Which non-writing-related aspect of your life most influences your writing?

I think I have to say my triplet four-year-old daughters. Before them, and during my pregnancy, I was working on an 800-page novel about the Cuban revolution, which needless to say, is still unfinished. After them, I had only ten minute snippets of time and even then my brain was filled with feeding schedules and the impossibility of coordinating naps. If they hadn’t been born—and let’s add, all at once—I might never have gone back to the prose poems that became flash fictions, and I certainly don’t think I would have written any short stories. I resolutely considered myself a novel writer before my girls were born, and I only turned to short stories out of necessity. The short story, which at first I considered a detour, has been a deeply gratifying experience. I’ve learned a tremendous amount about structure, and a certain urgency has entered my writing, probably because of my limited time. I think that urgency serves the stories. Now that the girls have started preschool, my short stories are getting longer, approaching novella length, and another episode of learning begins.

What projects(s) are you working on now, or next?

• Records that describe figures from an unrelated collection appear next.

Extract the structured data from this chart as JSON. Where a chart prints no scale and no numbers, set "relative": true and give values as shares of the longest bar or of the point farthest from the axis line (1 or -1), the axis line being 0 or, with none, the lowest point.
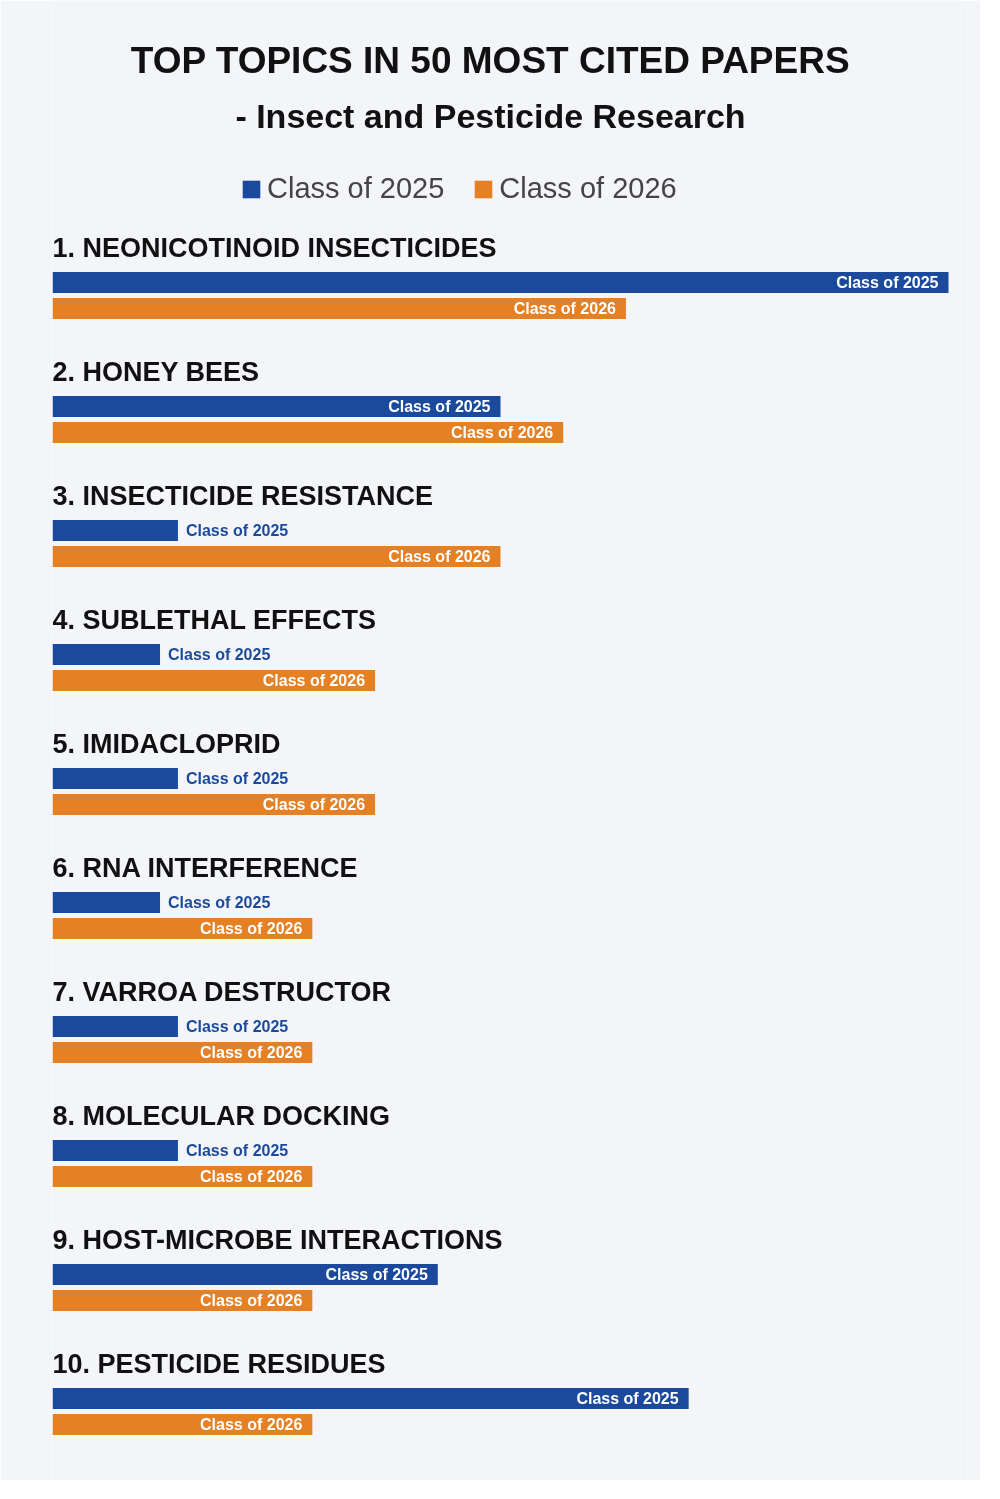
{
  "chart_data": {
    "type": "bar",
    "orientation": "horizontal",
    "relative": true,
    "legend": "top",
    "title": "TOP TOPICS IN 50 MOST CITED PAPERS",
    "subtitle": "- Insect and Pesticide Research",
    "categories": [
      "1. NEONICOTINOID INSECTICIDES",
      "2. HONEY BEES",
      "3. INSECTICIDE RESISTANCE",
      "4. SUBLETHAL EFFECTS",
      "5. IMIDACLOPRID",
      "6. RNA INTERFERENCE",
      "7. VARROA DESTRUCTOR",
      "8. MOLECULAR DOCKING",
      "9. HOST-MICROBE INTERACTIONS",
      "10. PESTICIDE RESIDUES"
    ],
    "series": [
      {
        "name": "Class of 2025",
        "color": "#1b4a9c",
        "values": [
          1.0,
          0.5,
          0.14,
          0.12,
          0.14,
          0.12,
          0.14,
          0.14,
          0.43,
          0.71
        ]
      },
      {
        "name": "Class of 2026",
        "color": "#e58024",
        "values": [
          0.64,
          0.57,
          0.5,
          0.36,
          0.36,
          0.29,
          0.29,
          0.29,
          0.29,
          0.29
        ]
      }
    ]
  }
}
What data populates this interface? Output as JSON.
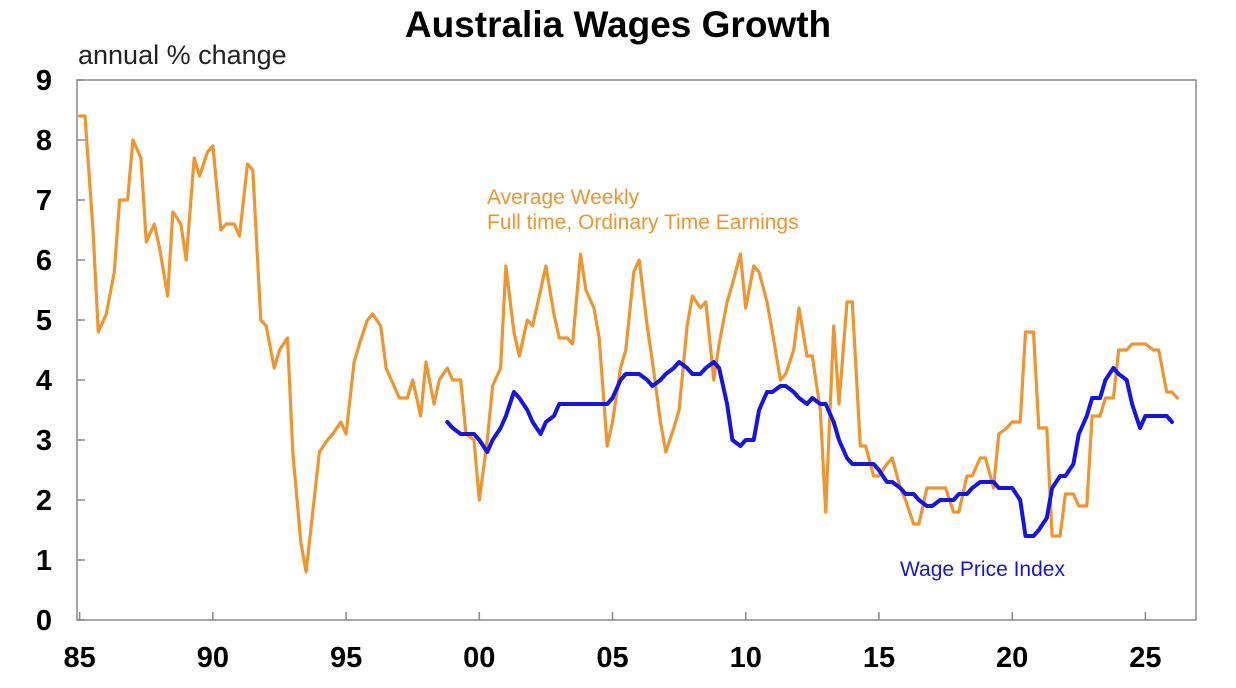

I have been working on a series of interconnected short stories about children who were sent to the United States in the early sixties without their parents, on visas provided by the Peter Pan Project, a joint project of the CIA and, unlikely as it sounds, the Catholic Church. Some of the stories are set in Cuba just after the revolution. Others are set more or less in the present day, and the main characters are the children of those Peter Pan Project children. The characters are related by blood, and also by Marilyn Monroe. Some of these stories, however, are the ones approaching novella length, and since they are interconnected, I think they might eventually find their way into a novel. Other stories, especially those that were inspired directly by flash fictions in the “Screw You” papers, are stubbornly staying short, and I fear (for myself) that they may eventually group themselves into an entire collection on the theme of second-generation Cuban women and their break-ups. For now I am just focusing on finishing the stories. Later I will figure out how they fit together.